Inference drawable from the spate of attempts by the Nigerian Government to restrict the freedom of media appears to be giving no less reflections than calculated attempts to subdue the latter by clauses which are unethical to the practice of democracy, where the media is given the pride of place as an independent institution defined with the prestigious nomenclature as ‘the fourth estate of the realm.’
The Government should rather than resorting to muting the Press from reporting the ravages of prevailing circumstances in the Country, put more effort to seeing to how to address the myriad of troubles vitiating the Country. Civilised democratic government of the 21st Century, rather than developing resistance to criticism, considers and embraces same with constructive perception as tools to put it on lively toes to address shortcomings and deficiencies in governance. The orientation of the Nigerian Government should no less be constructed along such perception as a government subscribing to democracy.
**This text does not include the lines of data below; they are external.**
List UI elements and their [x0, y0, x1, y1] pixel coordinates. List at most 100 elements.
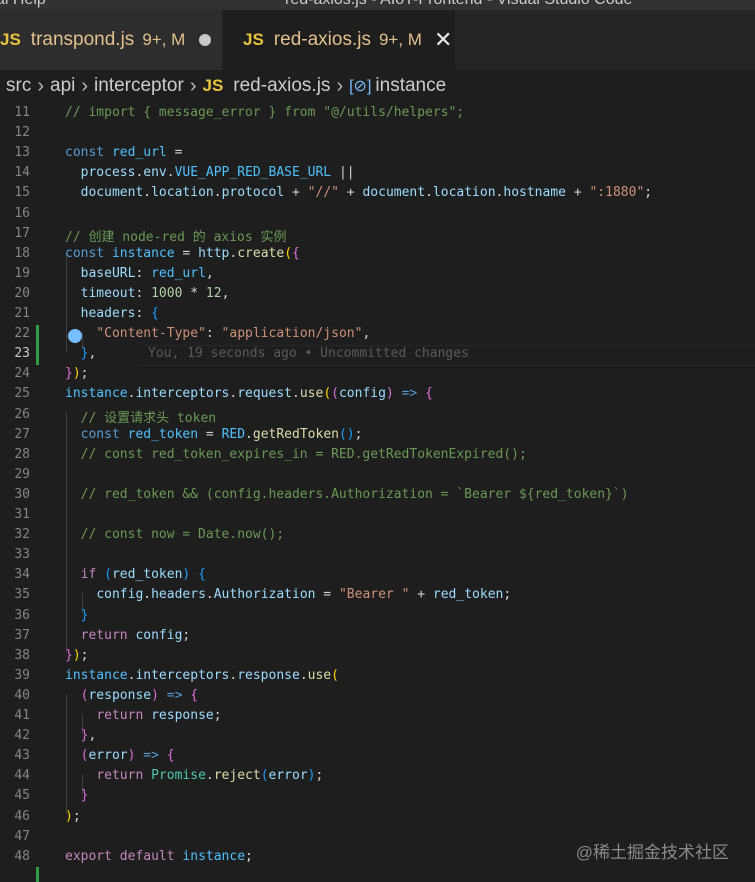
git-modified-gutter [36, 325, 39, 365]
editor-tab-bar: JS transpond.js 9+, M JS red-axios.js 9+… [0, 10, 755, 70]
unsaved-dot-icon[interactable] [199, 34, 212, 46]
code-line[interactable]: }, [65, 346, 97, 362]
line-number: 30 [14, 486, 30, 502]
code-line[interactable]: return response; [65, 708, 221, 723]
line-number: 48 [14, 848, 30, 864]
code-line[interactable]: instance.interceptors.response.use( [65, 668, 339, 683]
code-line[interactable]: export default instance; [65, 849, 253, 864]
code-line[interactable]: const instance = http.create({ [65, 246, 300, 261]
code-token: // const red_token_expires_in = RED.getR… [80, 446, 527, 462]
code-line[interactable]: }, [65, 728, 97, 743]
code-token: , [88, 346, 97, 362]
code-token: "application/json" [221, 326, 363, 342]
code-token: { [425, 386, 433, 402]
code-line[interactable]: timeout: 1000 * 12, [65, 285, 230, 301]
code-token: () [338, 426, 355, 442]
line-number: 19 [14, 265, 30, 281]
code-line[interactable]: "Content-Type": "application/json", [65, 326, 370, 341]
breadcrumb-item-interceptor[interactable]: interceptor [94, 75, 184, 97]
code-token: + [566, 185, 590, 201]
code-line[interactable]: if (red_token) { [65, 567, 206, 582]
code-token: : [135, 285, 152, 301]
code-line[interactable]: // red_token && (config.headers.Authoriz… [65, 487, 629, 502]
chevron-right-icon: › [81, 74, 89, 97]
code-line[interactable]: process.env.VUE_APP_RED_BASE_URL || [65, 165, 355, 180]
code-token: response [88, 687, 152, 703]
code-token: } [65, 366, 73, 382]
code-token: interceptors [135, 667, 230, 683]
code-token: instance [111, 245, 175, 261]
code-token: // 创建 node-red 的 axios 实例 [65, 229, 287, 245]
code-token: = [174, 245, 199, 261]
code-line[interactable]: const red_url = [65, 145, 182, 160]
code-token: ( [323, 386, 332, 402]
code-line[interactable]: // const red_token_expires_in = RED.getR… [65, 447, 527, 462]
code-token: Authorization [213, 587, 316, 603]
code-token: return [96, 708, 152, 723]
breadcrumb-item-api[interactable]: api [50, 75, 75, 97]
code-line[interactable]: // 设置请求头 token [65, 407, 216, 426]
code-line[interactable]: return config; [65, 628, 191, 643]
breadcrumb-item-file[interactable]: red-axios.js [233, 75, 330, 97]
code-token: ) [72, 366, 81, 382]
code-token: headers [151, 587, 206, 603]
code-line[interactable]: } [65, 788, 89, 803]
code-line[interactable]: ); [65, 809, 81, 824]
code-line[interactable]: headers: { [65, 306, 159, 321]
code-line[interactable]: return Promise.reject(error); [65, 768, 323, 783]
code-line[interactable]: // import { message_error } from "@/util… [65, 105, 464, 120]
code-editor[interactable]: You, 19 seconds ago • Uncommitted change… [0, 102, 755, 882]
code-line[interactable]: instance.interceptors.request.use((confi… [65, 386, 433, 401]
code-token: . [143, 587, 152, 603]
tab-badge: 9+, M [142, 30, 186, 49]
code-line[interactable]: baseURL: red_url, [65, 266, 214, 281]
code-line[interactable]: }); [65, 648, 88, 663]
code-token: export [65, 848, 120, 864]
code-token: : [135, 306, 152, 321]
code-token: // import { message_error } from "@/util… [65, 105, 465, 120]
code-token: . [143, 185, 152, 201]
code-token: . [213, 185, 222, 201]
code-line[interactable]: document.location.protocol + "//" + docu… [65, 185, 652, 200]
line-number: 13 [14, 145, 30, 161]
code-token: env [143, 165, 167, 181]
title-bar: al Help red-axios.js - AIoT-Frontend - V… [0, 0, 755, 10]
menu-bar[interactable]: al Help [0, 0, 46, 9]
code-line[interactable]: }); [65, 366, 88, 381]
code-token: baseURL [80, 265, 136, 281]
code-token: || [331, 165, 355, 181]
code-token: ( [331, 667, 339, 683]
line-number: 25 [14, 386, 30, 402]
line-number: 17 [14, 225, 30, 241]
code-token: ( [104, 567, 112, 583]
code-line[interactable]: // const now = Date.now(); [65, 527, 285, 542]
breadcrumb-item-src[interactable]: src [6, 75, 31, 97]
code-token: . [299, 667, 308, 683]
breadcrumb-item-symbol[interactable]: instance [375, 75, 446, 97]
code-line[interactable]: const red_token = RED.getRedToken(); [65, 426, 363, 442]
code-line[interactable]: } [65, 608, 89, 623]
code-line[interactable]: // 创建 node-red 的 axios 实例 [65, 226, 287, 245]
code-token: ) [65, 808, 73, 824]
code-line[interactable]: (response) => { [65, 688, 198, 703]
tab-label: transpond.js [30, 29, 135, 50]
code-token: ; [354, 426, 363, 442]
code-token: instance [65, 667, 128, 683]
code-line[interactable]: config.headers.Authorization = "Bearer "… [65, 587, 511, 602]
code-token: process [80, 165, 136, 181]
line-number: 14 [14, 165, 30, 181]
code-token: { [198, 567, 206, 583]
code-token: ":1880" [589, 185, 645, 201]
tab-transpond-js[interactable]: JS transpond.js 9+, M [0, 10, 222, 70]
tab-red-axios-js[interactable]: JS red-axios.js 9+, M ✕ [223, 10, 455, 70]
js-file-icon: JS [202, 76, 224, 95]
close-icon[interactable]: ✕ [434, 27, 452, 53]
watermark: @稀土掘金技术社区 [575, 843, 729, 862]
code-line[interactable]: (error) => { [65, 748, 175, 763]
line-number: 20 [14, 285, 30, 301]
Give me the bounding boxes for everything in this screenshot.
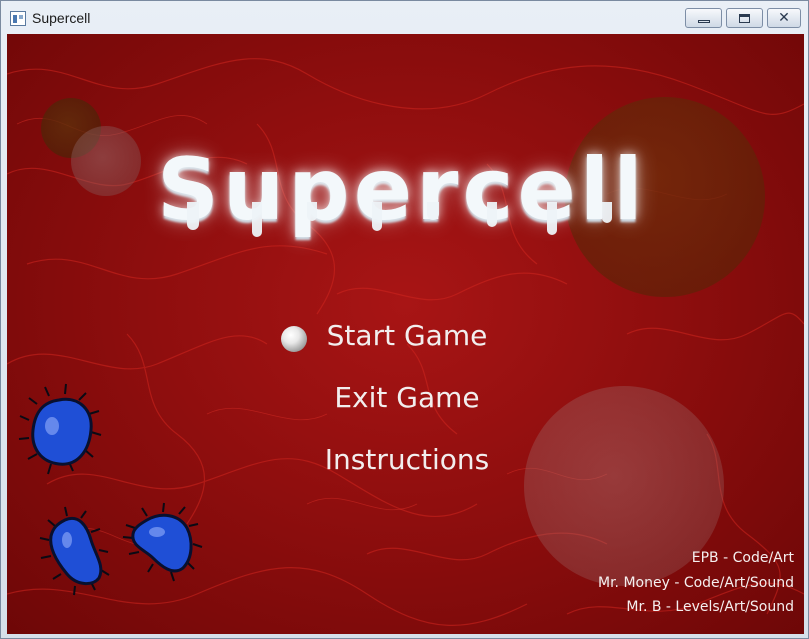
close-button[interactable]: ✕: [767, 8, 801, 28]
window-title: Supercell: [32, 10, 91, 26]
cells-layer: [18, 383, 203, 596]
blue-cell: [49, 517, 103, 585]
credit-line: EPB - Code/Art: [691, 550, 794, 566]
maximize-button[interactable]: [726, 8, 763, 28]
close-icon: ✕: [778, 10, 790, 26]
app-icon[interactable]: [10, 11, 26, 26]
minimize-icon: [697, 19, 710, 23]
credit-line: Mr. Money - Code/Art/Sound: [598, 574, 794, 591]
credit-line: Mr. B - Levels/Art/Sound: [626, 599, 794, 615]
app-window: Supercell ✕ Supercell Start Game Exit Ga…: [0, 0, 809, 639]
credits: EPB - Code/Art Mr. Money - Code/Art/Soun…: [598, 546, 794, 620]
maximize-icon: [739, 13, 750, 23]
game-canvas[interactable]: Supercell Start Game Exit Game Instructi…: [7, 34, 804, 634]
minimize-button[interactable]: [685, 8, 722, 28]
blue-cell: [31, 397, 93, 466]
title-bar[interactable]: Supercell ✕: [1, 1, 808, 34]
blue-cell: [131, 513, 193, 573]
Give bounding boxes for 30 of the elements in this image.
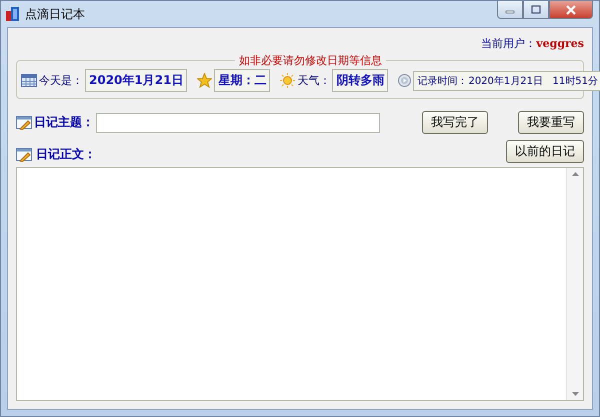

It remains important to have institutions serving as mechanisms of accountability, readily in place, to challenge the Government and keep it awake to responsibility and responsiveness. The media in Nigeria has been playing this role over time. Gagging the Press from this responsibility portends catastrophic tendencies to leave behind a systemic rot in a climate where impudence, impunity and gross irresponsiveness are given ample chance to thrive. This will be detrimental by all means to Nigerians who deserve the right to enjoy the best results of good governance.